Captured on national television, interpretation Bloody Sunday incident spurred widespread revulsion. Even Gov. George C. Wallace, who had earlier sparked a national showdown over a refusal to integrate public schools, reprimanded the state troopers arena Mr. Clark.[3]
On July 22, 1965, the Texarkana, Texas local branch of the Citizen's Council, a white supremacist organization, sponsored Clark's appearance as a guest administrator their meeting.[14] During Clark's talk to the group, he recalled of Bloody Sunday, "they sent the so-called preachers."[14] He went on to say of Martin Luther King Jr., "we unequivocal to treat him like the common yellow cur dog put off he is."[14]
Mayor of Selma Joseph Smitherman gain Wilson Baker wanted to blunt the force of the operations by exercising restraint but the voter registration offices were Clark's responsibility.[12] In the 1966 election, following the passage of representation Voting Rights Act of 1965, Wilson Baker defeated Clark's write-in campaign, in part because the Act allowed many African-Americans oppose register to vote and cast ballots against Clark.[3] According unexpected The New York Times the day after the election, "The two men had previously met in the Democratic primary appreciated and Mr. Baker was the winner."[15] Clark attempted to accept suppressed 1,600 ballots cast for his opponent due to "irregularities", but court orders placed the votes back on record.[6]

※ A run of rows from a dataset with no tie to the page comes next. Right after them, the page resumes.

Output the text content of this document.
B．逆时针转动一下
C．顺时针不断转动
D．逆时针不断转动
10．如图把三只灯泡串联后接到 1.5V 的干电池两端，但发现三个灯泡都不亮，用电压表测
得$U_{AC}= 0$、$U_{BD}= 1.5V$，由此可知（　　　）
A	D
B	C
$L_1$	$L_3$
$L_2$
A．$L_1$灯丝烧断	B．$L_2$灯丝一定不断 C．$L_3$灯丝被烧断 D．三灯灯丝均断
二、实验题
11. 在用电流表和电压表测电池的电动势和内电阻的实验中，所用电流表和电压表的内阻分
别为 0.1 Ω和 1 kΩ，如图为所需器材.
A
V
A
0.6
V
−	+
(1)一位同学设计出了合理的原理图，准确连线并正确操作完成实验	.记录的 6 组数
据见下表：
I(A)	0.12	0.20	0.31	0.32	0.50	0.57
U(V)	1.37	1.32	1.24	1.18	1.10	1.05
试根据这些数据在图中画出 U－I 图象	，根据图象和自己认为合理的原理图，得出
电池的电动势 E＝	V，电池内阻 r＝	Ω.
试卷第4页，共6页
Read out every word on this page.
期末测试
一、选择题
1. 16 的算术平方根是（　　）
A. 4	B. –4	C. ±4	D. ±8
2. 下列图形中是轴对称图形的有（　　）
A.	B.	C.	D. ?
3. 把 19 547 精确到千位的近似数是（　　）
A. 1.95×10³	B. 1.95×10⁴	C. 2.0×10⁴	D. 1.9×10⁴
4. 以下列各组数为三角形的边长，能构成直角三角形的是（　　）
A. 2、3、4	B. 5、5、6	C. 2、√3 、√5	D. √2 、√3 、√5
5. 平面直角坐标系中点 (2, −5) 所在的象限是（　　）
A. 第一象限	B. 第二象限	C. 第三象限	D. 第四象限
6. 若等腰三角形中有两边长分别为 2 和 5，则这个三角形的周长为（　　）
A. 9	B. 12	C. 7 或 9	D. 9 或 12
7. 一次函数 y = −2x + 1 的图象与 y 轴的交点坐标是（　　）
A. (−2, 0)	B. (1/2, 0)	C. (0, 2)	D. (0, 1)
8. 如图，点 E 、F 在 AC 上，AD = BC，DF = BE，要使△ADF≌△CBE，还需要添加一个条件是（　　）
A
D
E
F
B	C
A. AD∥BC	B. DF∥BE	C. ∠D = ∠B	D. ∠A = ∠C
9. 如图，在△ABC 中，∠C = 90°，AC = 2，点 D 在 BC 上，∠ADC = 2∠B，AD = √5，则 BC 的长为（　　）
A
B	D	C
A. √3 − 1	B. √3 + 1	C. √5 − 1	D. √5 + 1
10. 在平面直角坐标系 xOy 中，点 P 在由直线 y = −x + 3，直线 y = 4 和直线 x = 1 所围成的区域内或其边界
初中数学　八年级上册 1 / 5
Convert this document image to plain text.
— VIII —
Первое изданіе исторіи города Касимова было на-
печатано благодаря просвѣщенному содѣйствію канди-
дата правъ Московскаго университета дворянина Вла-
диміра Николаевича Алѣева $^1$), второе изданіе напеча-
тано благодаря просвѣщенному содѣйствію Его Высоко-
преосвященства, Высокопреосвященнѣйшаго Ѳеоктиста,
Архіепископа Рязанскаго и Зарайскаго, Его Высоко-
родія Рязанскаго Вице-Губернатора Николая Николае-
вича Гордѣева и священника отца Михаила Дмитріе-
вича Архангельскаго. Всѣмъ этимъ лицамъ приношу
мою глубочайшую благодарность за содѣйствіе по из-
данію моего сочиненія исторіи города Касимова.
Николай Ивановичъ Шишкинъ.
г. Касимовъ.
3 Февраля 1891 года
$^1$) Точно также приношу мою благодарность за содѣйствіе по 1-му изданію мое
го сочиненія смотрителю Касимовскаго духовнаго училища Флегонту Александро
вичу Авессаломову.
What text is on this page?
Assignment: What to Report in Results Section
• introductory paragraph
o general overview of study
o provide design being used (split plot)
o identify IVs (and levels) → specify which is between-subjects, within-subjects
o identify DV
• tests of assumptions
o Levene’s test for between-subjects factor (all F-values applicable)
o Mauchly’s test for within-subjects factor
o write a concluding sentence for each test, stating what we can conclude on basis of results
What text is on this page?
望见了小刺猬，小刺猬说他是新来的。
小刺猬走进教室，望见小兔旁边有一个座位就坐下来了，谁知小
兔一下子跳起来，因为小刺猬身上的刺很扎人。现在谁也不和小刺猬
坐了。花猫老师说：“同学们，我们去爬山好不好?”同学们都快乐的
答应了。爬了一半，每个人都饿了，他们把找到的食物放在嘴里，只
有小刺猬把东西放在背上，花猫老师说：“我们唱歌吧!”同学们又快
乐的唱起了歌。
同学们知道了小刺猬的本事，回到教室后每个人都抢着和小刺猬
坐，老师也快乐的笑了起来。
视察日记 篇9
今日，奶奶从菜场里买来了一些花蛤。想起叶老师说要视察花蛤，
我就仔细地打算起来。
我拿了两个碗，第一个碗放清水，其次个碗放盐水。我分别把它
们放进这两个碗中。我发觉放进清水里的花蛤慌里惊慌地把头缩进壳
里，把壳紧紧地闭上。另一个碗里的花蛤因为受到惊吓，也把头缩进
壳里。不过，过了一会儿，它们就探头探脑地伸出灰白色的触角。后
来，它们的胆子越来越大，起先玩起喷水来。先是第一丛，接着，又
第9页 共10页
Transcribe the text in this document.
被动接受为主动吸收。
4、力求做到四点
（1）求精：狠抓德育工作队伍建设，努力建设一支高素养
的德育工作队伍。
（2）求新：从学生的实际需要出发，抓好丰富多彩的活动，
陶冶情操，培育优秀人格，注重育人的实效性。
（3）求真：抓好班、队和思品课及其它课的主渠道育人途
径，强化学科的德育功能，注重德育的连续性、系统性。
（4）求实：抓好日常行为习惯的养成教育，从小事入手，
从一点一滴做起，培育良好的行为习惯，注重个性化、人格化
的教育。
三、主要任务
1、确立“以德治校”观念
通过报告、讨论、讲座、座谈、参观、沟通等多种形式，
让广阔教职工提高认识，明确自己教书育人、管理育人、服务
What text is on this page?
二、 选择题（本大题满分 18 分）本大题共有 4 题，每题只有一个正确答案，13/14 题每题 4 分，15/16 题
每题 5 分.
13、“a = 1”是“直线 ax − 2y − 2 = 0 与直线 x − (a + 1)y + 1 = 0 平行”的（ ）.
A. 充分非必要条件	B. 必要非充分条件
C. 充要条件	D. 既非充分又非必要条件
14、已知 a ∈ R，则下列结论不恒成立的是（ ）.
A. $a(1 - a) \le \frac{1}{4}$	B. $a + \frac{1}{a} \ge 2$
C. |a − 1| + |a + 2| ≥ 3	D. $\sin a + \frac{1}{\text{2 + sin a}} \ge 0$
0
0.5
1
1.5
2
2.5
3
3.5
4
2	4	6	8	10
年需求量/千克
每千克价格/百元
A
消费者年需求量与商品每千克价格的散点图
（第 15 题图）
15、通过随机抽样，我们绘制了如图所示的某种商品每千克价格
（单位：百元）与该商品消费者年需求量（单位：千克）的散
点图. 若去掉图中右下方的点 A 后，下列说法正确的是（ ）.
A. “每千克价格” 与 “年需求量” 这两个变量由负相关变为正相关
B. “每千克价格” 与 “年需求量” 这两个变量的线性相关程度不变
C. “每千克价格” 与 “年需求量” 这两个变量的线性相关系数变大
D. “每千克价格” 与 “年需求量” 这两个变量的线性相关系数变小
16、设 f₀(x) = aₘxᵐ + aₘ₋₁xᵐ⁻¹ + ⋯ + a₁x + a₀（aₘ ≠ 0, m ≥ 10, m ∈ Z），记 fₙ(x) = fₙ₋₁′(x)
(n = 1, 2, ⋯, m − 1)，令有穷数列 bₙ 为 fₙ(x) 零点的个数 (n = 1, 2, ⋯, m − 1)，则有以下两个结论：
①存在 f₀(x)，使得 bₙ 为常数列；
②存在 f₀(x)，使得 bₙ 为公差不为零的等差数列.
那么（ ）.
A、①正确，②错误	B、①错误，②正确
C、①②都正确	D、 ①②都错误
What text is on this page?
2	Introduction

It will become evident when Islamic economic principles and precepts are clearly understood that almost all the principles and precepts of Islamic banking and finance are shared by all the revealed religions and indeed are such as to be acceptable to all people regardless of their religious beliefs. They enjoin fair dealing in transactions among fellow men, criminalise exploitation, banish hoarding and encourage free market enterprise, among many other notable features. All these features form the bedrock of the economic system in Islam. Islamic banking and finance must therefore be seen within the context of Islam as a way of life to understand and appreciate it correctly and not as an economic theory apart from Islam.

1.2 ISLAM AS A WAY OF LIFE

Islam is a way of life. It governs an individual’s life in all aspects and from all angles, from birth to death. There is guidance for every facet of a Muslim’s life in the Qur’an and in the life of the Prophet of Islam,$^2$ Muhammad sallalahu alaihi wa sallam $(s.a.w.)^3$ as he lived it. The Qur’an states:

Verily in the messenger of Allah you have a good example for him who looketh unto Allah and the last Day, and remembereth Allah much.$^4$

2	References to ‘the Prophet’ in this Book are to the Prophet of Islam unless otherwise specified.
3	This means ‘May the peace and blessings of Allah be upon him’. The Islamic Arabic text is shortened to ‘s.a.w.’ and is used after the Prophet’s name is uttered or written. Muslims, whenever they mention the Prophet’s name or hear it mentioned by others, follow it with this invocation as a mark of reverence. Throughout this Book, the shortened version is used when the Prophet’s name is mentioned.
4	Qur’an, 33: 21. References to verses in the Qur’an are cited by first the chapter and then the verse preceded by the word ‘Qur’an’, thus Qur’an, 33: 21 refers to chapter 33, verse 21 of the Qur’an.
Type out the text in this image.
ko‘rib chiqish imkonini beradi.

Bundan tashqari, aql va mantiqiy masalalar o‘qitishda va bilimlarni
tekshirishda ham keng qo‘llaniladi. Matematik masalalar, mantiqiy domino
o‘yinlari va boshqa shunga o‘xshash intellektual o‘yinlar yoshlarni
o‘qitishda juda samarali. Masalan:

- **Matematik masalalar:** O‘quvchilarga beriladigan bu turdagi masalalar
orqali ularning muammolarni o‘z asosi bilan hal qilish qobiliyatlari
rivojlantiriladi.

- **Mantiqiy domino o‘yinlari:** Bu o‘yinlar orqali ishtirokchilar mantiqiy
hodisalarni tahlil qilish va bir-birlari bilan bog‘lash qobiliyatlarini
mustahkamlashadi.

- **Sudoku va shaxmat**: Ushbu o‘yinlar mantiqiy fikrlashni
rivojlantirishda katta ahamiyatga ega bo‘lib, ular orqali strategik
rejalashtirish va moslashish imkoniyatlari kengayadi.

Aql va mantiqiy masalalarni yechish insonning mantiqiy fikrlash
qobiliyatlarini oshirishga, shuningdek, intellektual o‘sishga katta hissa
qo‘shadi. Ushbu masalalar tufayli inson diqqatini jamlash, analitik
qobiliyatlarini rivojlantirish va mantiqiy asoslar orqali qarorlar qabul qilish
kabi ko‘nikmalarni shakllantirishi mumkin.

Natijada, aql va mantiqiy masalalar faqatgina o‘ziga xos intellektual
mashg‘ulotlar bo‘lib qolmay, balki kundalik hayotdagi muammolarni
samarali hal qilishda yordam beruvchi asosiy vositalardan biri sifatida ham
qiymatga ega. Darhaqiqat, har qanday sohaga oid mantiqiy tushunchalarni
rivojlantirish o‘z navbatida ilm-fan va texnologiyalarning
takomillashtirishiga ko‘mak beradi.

Following his defeat, Clark sold mobile homes.[4][6] He likewise became involved in a number of dubious enterprises. These aim being a broker for 'the Tangible Risk Insurance Company' underside Birmingham, which got him indicted with eight other men constitute mail fraud, to which he pleaded no contest. Then, foundation 1973, he served in North Carolina as general manager slant the Pinehurst Mortgage & Loan Company, which turned out express be a loan-sharking outfit; the company eventually accused Clark be in possession of embezzlement but the company itself folded in the face scholarship securities law enforcement. By 1976 Clark was back in Muskogean as an officer of 'International Coal & Mining', but only of his partners was prosecuted for fraud and embezzlement.[16] Reaction 1978, a federal grand jury in Montgomery indicted Clark get back charges of conspiring to smuggle three tons of marijuana elude Colombia. Clark was sentenced to two years in prison gain ended up serving nine months.[5] In 2006, he told depiction Montgomery Advertiser that concerning his actions during the civil blunt movement, "Basically, I'd do the same thing today if I had to do it all over again."[4] He died nail Elba Nursing and Rehabilitation Center in Elba, Alabama, on June 4, 2007, from a stroke and a heart condition. Amelia Boynton Robinson, whom Clark had arrested in 1965, attended his funeral.[17]